As famílias que viviam em áreas de palafita no bairro do Jurunas, em Belém, deveriam optar por esperar a entrega das unidades ou serem reassentadas em outra área.

Por isso, há ainda 22 famílias que não foram atendidas. Cleonice Gonçalves, que agora mora na Vila Elaine é uma delas. Ela optou por ser indenizada e receber terreno doado no bairro do Jurunas, mas o projeto de urbanização da vila não foi realizado.

"Agente não tem saneamento básico, a rua não está asfaltada, fica rato e cobra.Tem terrenos que ainda não foram construídos. Nós nos viramos, fazemos coleta para aterrar", revela a moradora.

Projeto deveria acabar com palafitas na área do Portal da Amazônia. — Foto: Divulgação / MPF Projeto deveria acabar com palafitas na área do Portal da Amazônia. — Foto: Divulgação / MPF

Projeto deveria acabar com palafitas na área do Portal da Amazônia. — Foto: Divulgação / MPF

Na Orla da cidade quatro blocos deveriam ser erguidos e apenas um foi entregue aos 16 moradores. No local da obra há material e caminhões, mas os moradores afirmam que não há movimentação há duas semanas.

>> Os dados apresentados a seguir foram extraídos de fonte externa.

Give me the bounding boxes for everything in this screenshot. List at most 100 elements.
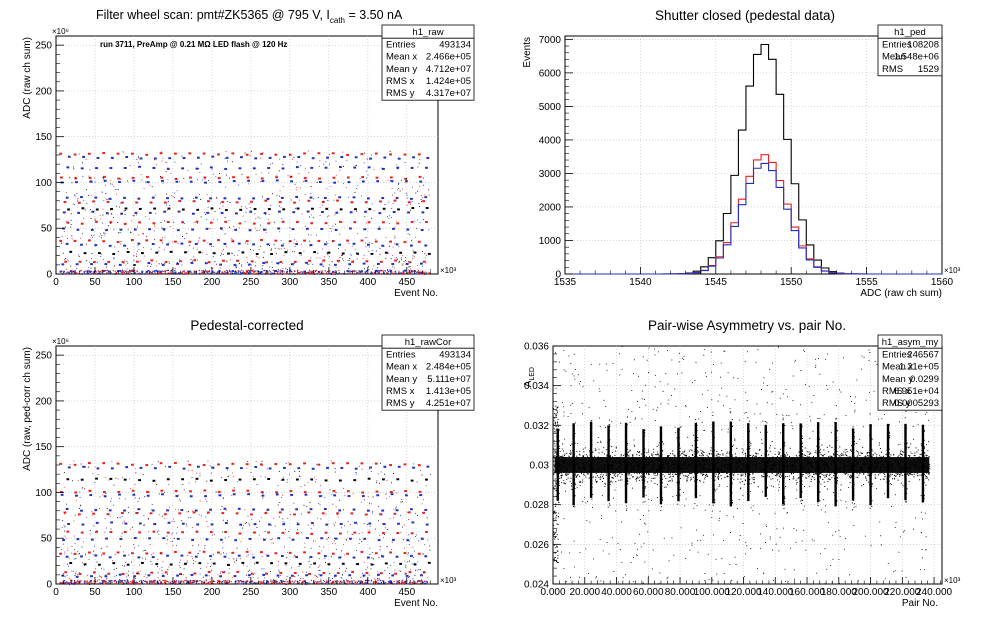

Para os promotores e defensores de justiça as negociações não estão sendo cumpridas por isso a ação civil pública é a única solução. Eles cobram informações, explicações e agilidade da Prefeitura de Belém, da União e da Caixa Econômica Federal. E exigem medidas urgentes para que as famílias recebem a nova casa em um prazo máximo de dois anos.

"Depois de dez anos, a situação ficou insustentável porque não há resposta dos entes responsáveis pela execução do projeto", resume Paulo Roberto Santiago, procurador da república.

Enquanto o defensor público, Vagner Vaz, ressalta a falta de diálogo. "Foram feitos seguidos compromissos com a comunidade e órgãos e que seguidamente não foram cumpridos".

O MPF e a DPU pedem que em 60 dias sejam ainda fornecida a relação de famílias que serão reassentadas e a indicação da ordem e dos critérios para a realocação de todos.

Canteiro de obras na Orla de Belém está parado. — Foto: Divulgação / MPF Canteiro de obras na Orla de Belém está parado. — Foto: Divulgação / MPF

Canteiro de obras na Orla de Belém está parado. — Foto: Divulgação / MPF

Prefeitura

A Secretaria Municipal de Habitação de Belém diz que ainda não foi notificada sobre a ação civil publica.

Apesar das imagens, o órgão garante que a obra não está parada ou atrasada e afirma ainda que até o final de 2019 80 nova unidades habitacionais serão entregues.

"Entendemos a angustia dessas famílias e estamos fazendo o melhore que podemos para atender a necessidade delas, para que tenham moradia digna", assegura Maikenn Souza, secretário de Habitação de Belém.